Page:Zola - Les Mystères de Marseille, Charpentier, 1885.djvu/279

Cette page n’a pas encore été corrigée

laissa le cabriolet à la garde de sa compagne, dans une rue déserte, et alla frapper chez son parent Isnard. Celui-ci fit remiser la voiture en s’engageant à se trouver avec elle, à minuit précis, au haut de la montée de l’Arc. Les deux jeunes gens, quand ces diverses précautions furent prises, se cachèrent jusqu’au soir.

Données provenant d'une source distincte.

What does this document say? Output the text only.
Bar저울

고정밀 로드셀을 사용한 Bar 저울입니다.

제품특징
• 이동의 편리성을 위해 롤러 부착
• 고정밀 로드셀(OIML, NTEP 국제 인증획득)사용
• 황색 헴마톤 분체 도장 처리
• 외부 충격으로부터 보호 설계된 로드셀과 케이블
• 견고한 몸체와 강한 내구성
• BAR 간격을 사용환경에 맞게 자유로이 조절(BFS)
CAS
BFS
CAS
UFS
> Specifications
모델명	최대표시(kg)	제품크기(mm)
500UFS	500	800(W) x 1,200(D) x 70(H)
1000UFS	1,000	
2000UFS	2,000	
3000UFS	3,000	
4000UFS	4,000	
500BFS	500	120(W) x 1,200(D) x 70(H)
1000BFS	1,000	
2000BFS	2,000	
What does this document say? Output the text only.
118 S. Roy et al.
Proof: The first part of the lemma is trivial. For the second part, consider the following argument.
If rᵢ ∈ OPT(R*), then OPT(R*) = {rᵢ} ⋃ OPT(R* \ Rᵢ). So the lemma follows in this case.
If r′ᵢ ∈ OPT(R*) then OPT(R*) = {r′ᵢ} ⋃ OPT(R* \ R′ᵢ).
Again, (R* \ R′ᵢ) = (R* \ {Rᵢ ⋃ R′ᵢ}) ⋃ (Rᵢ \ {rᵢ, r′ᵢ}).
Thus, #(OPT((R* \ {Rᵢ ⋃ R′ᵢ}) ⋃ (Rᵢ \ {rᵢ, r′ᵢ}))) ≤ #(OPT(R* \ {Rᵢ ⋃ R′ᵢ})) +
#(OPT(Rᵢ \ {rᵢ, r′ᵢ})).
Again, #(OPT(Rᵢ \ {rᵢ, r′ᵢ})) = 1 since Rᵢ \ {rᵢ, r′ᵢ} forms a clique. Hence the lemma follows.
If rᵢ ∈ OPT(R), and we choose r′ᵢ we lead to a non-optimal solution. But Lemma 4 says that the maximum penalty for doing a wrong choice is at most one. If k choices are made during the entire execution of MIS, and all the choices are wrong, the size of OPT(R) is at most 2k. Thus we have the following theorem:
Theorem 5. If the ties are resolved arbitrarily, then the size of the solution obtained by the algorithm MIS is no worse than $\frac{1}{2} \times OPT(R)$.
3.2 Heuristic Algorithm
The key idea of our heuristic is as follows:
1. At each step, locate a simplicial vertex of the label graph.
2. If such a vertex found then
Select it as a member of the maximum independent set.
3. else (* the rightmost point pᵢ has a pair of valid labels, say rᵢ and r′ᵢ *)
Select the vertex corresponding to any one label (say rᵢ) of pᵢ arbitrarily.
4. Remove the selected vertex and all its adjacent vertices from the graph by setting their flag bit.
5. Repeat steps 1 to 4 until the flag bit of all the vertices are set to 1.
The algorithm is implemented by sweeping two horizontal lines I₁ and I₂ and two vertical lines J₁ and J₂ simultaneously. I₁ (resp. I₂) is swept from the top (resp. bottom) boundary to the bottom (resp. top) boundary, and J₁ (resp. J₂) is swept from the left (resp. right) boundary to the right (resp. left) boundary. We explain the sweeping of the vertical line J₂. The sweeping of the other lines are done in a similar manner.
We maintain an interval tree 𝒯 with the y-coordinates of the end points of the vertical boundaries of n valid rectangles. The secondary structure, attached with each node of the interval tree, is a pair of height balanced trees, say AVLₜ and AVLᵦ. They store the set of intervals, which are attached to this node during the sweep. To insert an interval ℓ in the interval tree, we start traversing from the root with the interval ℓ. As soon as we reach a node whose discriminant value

Comme Marius regagnait avec Fine la boutique d’Isnard, où ils devaient attendre la nuit, il se heurta presque dans M. de Cazalis, au détour d’une rue. Il baissa la tête et marcha rapidement. Le député ne le vit pas. Mais le jeune homme se désespéra de cette rencontre, il lui vint de sourdes inquiétudes, il craignit que quelque nouveau malheur n’empêchât, au dernier moment, l’accomplissement de sa tâche. Sans doute, M. de Cazalis était à Aix pour hâter sa vengeance, et peut-être avait-il réussi.

Jusqu’au soir, Marius fut fiévreux. Les idées les plus bizarres lui venaient à l’esprit. Maintenant qu’il avait l’argent, il redoutait de rencontrer d’autres obstacles. Enfin, il se rendit à la prison accompagné de Fine. Il était neuf heures. Les deux jeunes gens frappèrent à la porte massive. Un pas lourd se fit entendre, et une voix grondeuse leur demanda ce qu’ils voulaient :

« C’est nous, mon oncle, dit Fine. Ouvrez-nous.

– Ouvrez-nous vite, M. Revertégat », murmura Marius à son tour.

La voix grogna et répondit sourdement : « M. Revertégat n’est plus ici, il est malade. »

Le guichet se ferma. Marius et Fine restèrent muets et accablés devant la porte close.

Depuis quatre mois, la bouquetière n’avait pas jugé nécessaire d’écrire à son oncle. Elle avait sa promesse, et cela suffisait. Aussi la nouvelle de cette maladie fut-elle un coup de foudre pour elle et son compagnon. Jamais la pensée ne leur était venue que le bonhomme pût être malade. Et voilà que tous leurs efforts se brisaient contre un obstacle imprévu. Ils avaient la rançon de Philippe, et ils ne pouvaient le délivrer.